Examples include Boyd Gaming (NYSE:BYD) – one of the fund’s top 10 holdings – and MGM Resorts International (NYSE:MGM). While MGM leases all of the properties on which its gambling halls reside, Boyd owns virtually all of its real estate. This includes an extensive portfolio of downtown and off-Strip properties in Las Vegas. Some analysts say Boyd’s real estate holdings are not adequately reflected in the stock price, indicating the stock may be undervalued.
“Trading conditions remain strong, but the stock is only valued at 7.0 times estimated 2022 cash flow and a double-digit free cash flow yield versus its long-term average of over 9 times the cash flow,” Kolitch said in reference to the Orleans operator.
As for MGM, the portfolio manager estimates the stock to be worth $60 based on the sum of the parts, implying significant upside potential from the $33 zone in which the stock currently resides. .
Baron also likes Red Rock
Red Rock Resorts (NASDAQ: RRR) is another casino stock on the Baron Real Estate list and is one of Kolitch’s views as undervalued.

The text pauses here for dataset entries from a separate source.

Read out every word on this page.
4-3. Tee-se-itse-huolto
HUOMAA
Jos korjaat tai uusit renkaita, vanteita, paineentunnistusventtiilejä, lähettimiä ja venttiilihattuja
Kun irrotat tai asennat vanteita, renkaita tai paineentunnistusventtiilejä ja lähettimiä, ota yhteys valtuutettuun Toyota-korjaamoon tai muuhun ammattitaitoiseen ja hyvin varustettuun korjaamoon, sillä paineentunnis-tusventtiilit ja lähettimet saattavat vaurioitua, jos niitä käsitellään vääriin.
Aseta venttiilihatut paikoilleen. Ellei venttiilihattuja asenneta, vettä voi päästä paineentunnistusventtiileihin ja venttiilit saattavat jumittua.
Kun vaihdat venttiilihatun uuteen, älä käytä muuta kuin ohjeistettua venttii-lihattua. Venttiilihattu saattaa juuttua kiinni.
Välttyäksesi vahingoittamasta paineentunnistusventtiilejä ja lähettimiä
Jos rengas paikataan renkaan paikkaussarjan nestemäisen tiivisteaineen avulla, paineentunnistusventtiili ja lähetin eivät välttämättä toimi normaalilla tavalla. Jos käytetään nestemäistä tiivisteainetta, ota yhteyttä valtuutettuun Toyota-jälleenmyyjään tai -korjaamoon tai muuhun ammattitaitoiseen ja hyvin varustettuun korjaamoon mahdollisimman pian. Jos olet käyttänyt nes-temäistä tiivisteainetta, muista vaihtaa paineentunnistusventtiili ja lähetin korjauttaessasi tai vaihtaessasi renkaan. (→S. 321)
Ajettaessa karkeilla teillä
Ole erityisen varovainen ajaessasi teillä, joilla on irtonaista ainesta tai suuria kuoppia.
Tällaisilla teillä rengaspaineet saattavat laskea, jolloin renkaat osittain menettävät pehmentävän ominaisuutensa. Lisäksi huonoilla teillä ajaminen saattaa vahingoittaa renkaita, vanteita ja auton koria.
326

“Private equity firms continue to acquire casino gaming real estate assets in Las Vegas and pay 16 to 20 times cash flow, but the Fund’s holdings in Red Rock Resorts and MGM Resorts (both with exposure important in Las Vegas) are currently rated at just 7.5. at 10 times the cash flow”, said the portfolio manager.
Red Rock’s portfolio in Las Vegas includes 10 large-scale gambling halls and 10 smaller casinos, which are within five miles of 90% of the city’s population. Like rival Boyd, Red Rock owns virtually all of its real estate. It also controls “seven highly desirable gaming development sites, comprising approximately 428 acres in Las Vegas and Reno,” according to the operator’s investor relations website.